There is a link to some of her writings here if you want to check it out.
 
This is an old thread - but great topic. Bumping up if others want to comment. Carl Sagan's sister-in-law was one of the first 100 people to join the forum and use to frequent it often. She lives in New York and gave us great insight. To bad she hasn't been back in years.
 
Deborah said:
Carl Sagan's sister-in-law was one of the first 100 people to join the forum and use to frequent it often. She lives in New York and gave us great insight. To bad she hasn't been back in years.
Wow! That's really interesting. Did she have any PL memories of her own?
 
Yes, and many spiritual experiences. A wonderfully compassionate person.
 
Carl Sagan and Anne Druyan wrote a recommendation on the back of "The Search for Omm Sety".... Considering the fact that in modern science, funding can be effected by what you publicly state to believe, I do often wonder what they both really believed off the record. ;)
 
Carl Sagan was an amazing man. The way he talked about science and the universe was very spiritual in a way. It does not surprise me that he would be keen on reincarnation.
 
Marc Ross said:
The quality media outlets e.g., PBS are hesitant to do broadcasts discussing reincarnation e.g., Ian Stevenson's case-studies in depth, as the topic is still treated as "new agey" - quite the opposite of concrete scientific viewpoints.

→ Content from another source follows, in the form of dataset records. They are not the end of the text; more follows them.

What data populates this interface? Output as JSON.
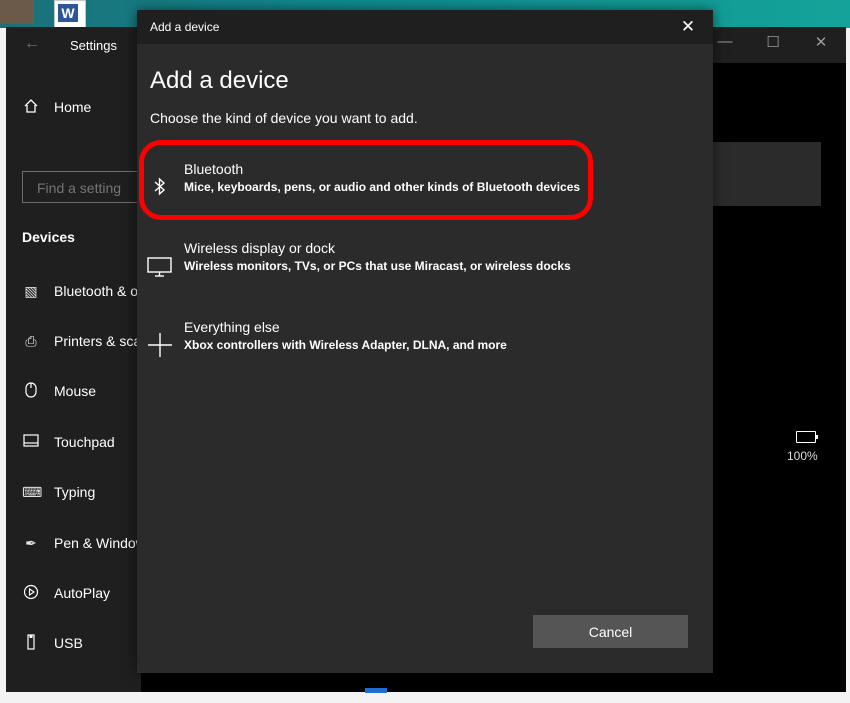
{
  "settings": {
    "title": "Settings",
    "home_label": "Home",
    "search_placeholder": "Find a setting",
    "section_heading": "Devices",
    "nav_items": [
      {
        "label": "Bluetooth & other devices",
        "icon": "bluetooth-devices-icon"
      },
      {
        "label": "Printers & scanners",
        "icon": "printer-icon"
      },
      {
        "label": "Mouse",
        "icon": "mouse-icon"
      },
      {
        "label": "Touchpad",
        "icon": "touchpad-icon"
      },
      {
        "label": "Typing",
        "icon": "keyboard-icon"
      },
      {
        "label": "Pen & Windows Ink",
        "icon": "pen-icon"
      },
      {
        "label": "AutoPlay",
        "icon": "autoplay-icon"
      },
      {
        "label": "USB",
        "icon": "usb-icon"
      }
    ],
    "battery": {
      "percent_label": "100%",
      "level": 1.0
    }
  },
  "dialog": {
    "window_title": "Add a device",
    "heading": "Add a device",
    "subtitle": "Choose the kind of device you want to add.",
    "options": [
      {
        "title": "Bluetooth",
        "description": "Mice, keyboards, pens, or audio and other kinds of Bluetooth devices",
        "icon": "bluetooth-icon",
        "highlighted": true
      },
      {
        "title": "Wireless display or dock",
        "description": "Wireless monitors, TVs, or PCs that use Miracast, or wireless docks",
        "icon": "monitor-icon"
      },
      {
        "title": "Everything else",
        "description": "Xbox controllers with Wireless Adapter, DLNA, and more",
        "icon": "plus-icon"
      }
    ],
    "cancel_label": "Cancel"
  },
  "colors": {
    "highlight": "#ff0000",
    "dialog_bg": "#2b2b2b",
    "titlebar_bg": "#1f1f1f",
    "cancel_bg": "#555555"
  }
}
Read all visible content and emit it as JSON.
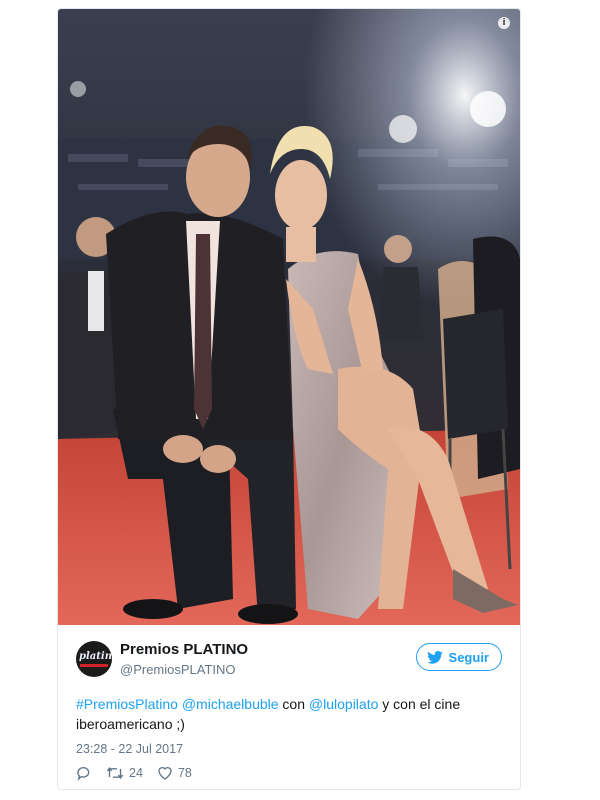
{
  "photo": {
    "alt_icon": "info-icon",
    "colors": {
      "carpet": "#cf4a3c",
      "suit": "#1f1f24",
      "dress": "#b9a8a6"
    }
  },
  "author": {
    "display_name": "Premios PLATINO",
    "handle": "@PremiosPLATINO",
    "avatar_text": "platino"
  },
  "follow_button": {
    "label": "Seguir",
    "icon": "twitter-bird-icon"
  },
  "tweet": {
    "parts": [
      {
        "text": "#PremiosPlatino",
        "type": "hashtag"
      },
      {
        "text": " ",
        "type": "text"
      },
      {
        "text": "@michaelbuble",
        "type": "mention"
      },
      {
        "text": " con ",
        "type": "text"
      },
      {
        "text": "@lulopilato",
        "type": "mention"
      },
      {
        "text": " y con el cine iberoamericano ;)",
        "type": "text"
      }
    ],
    "timestamp": "23:28 - 22 Jul 2017"
  },
  "actions": {
    "reply_icon": "reply-icon",
    "retweet_icon": "retweet-icon",
    "retweet_count": "24",
    "like_icon": "heart-icon",
    "like_count": "78"
  },
  "colors": {
    "accent": "#1da1f2",
    "text": "#14171a",
    "muted": "#657786"
  }
}
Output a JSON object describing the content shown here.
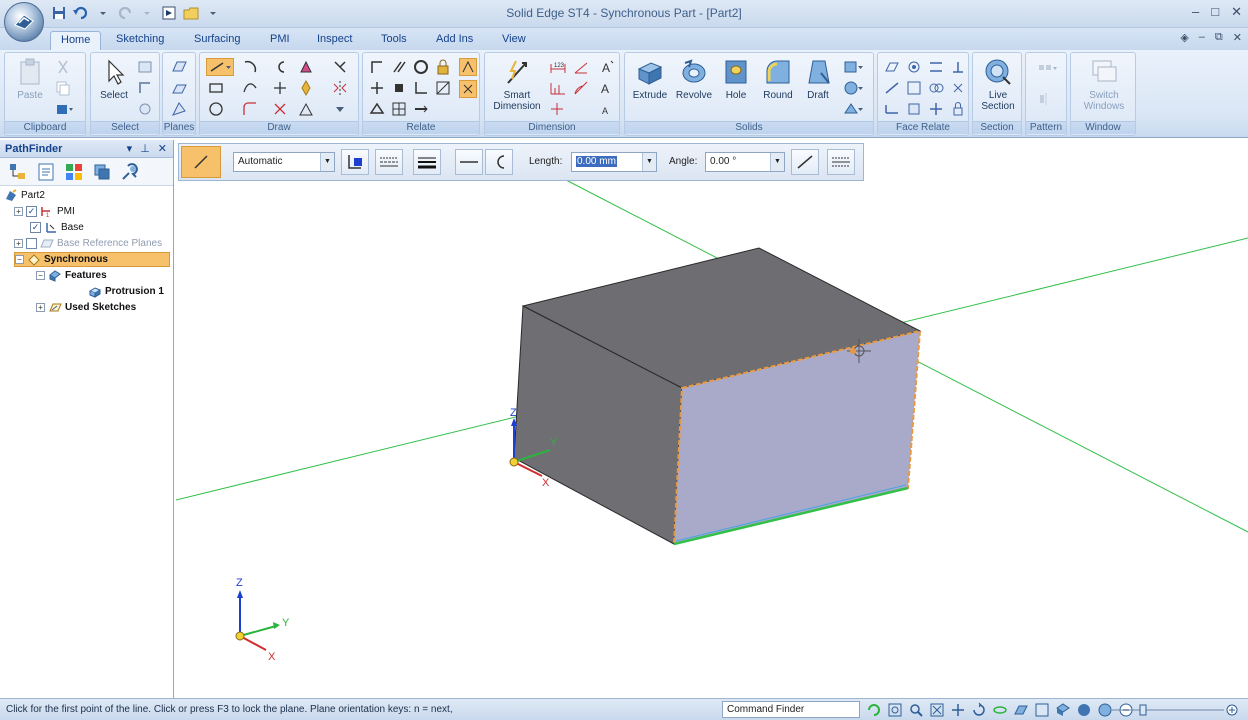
{
  "window": {
    "title": "Solid Edge ST4 - Synchronous Part - [Part2]",
    "controls": [
      "–",
      "□",
      "✕"
    ]
  },
  "ribbon_tabs": [
    "Home",
    "Sketching",
    "Surfacing",
    "PMI",
    "Inspect",
    "Tools",
    "Add Ins",
    "View"
  ],
  "ribbon": {
    "clipboard": {
      "label": "Clipboard",
      "paste": "Paste"
    },
    "select": {
      "label": "Select",
      "select_btn": "Select"
    },
    "planes": {
      "label": "Planes"
    },
    "draw": {
      "label": "Draw"
    },
    "relate": {
      "label": "Relate"
    },
    "dimension": {
      "label": "Dimension",
      "smart_dim": "Smart Dimension"
    },
    "solids": {
      "label": "Solids",
      "extrude": "Extrude",
      "revolve": "Revolve",
      "hole": "Hole",
      "round": "Round",
      "draft": "Draft"
    },
    "face_relate": {
      "label": "Face Relate"
    },
    "section": {
      "label": "Section",
      "live_section": "Live Section"
    },
    "pattern": {
      "label": "Pattern"
    },
    "window": {
      "label": "Window",
      "switch_windows": "Switch Windows"
    }
  },
  "command_bar": {
    "mode_value": "Automatic",
    "length_label": "Length:",
    "length_value": "0.00 mm",
    "angle_label": "Angle:",
    "angle_value": "0.00 °"
  },
  "pathfinder": {
    "title": "PathFinder",
    "nodes": {
      "part": "Part2",
      "pmi": "PMI",
      "base": "Base",
      "base_ref": "Base Reference Planes",
      "synchronous": "Synchronous",
      "features": "Features",
      "protrusion": "Protrusion 1",
      "used_sketches": "Used Sketches"
    }
  },
  "viewport": {
    "axis_labels": {
      "x": "X",
      "y": "Y",
      "z": "Z"
    }
  },
  "status": {
    "message": "Click for the first point of the line.  Click or press F3 to lock the plane.  Plane orientation keys: n = next,",
    "command_finder": "Command Finder"
  },
  "colors": {
    "accent_orange": "#f7c16b",
    "ribbon_blue": "#dae6f5",
    "axis_green": "#33c04a",
    "face_highlight": "#a9a9c9"
  }
}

PBS is afraid of alienating their core base of donors, who are mostly intellectual and scientific skeptics.
 
Does the name "Walter von Lucadou" say anything to you people?
He is researching "paranormal" incidents with pure science methods. Thanks to him, it also is possible to study parapsychology besides physics or psychology at the university of Freiburg, Germany.
When somebody reports an incident (like, as an example, a haunting), they are trying to find another explanation first, but in 20 per cent of all cases, they have to admit that it cannot be explained with "normal" science only. That there must be something behind it our current "knowledge" can't explain.
Reincarnation is only one of many topics here, yet still... I like the idea of scientific research of the so-called "paranormal".

I also love the idea of sceptics open-minded enough to continue research, and be it to disprove a topic like reincarnation.

Like the father of James Leininger, who made the case of his son even more believable by his desperate tries to disprove.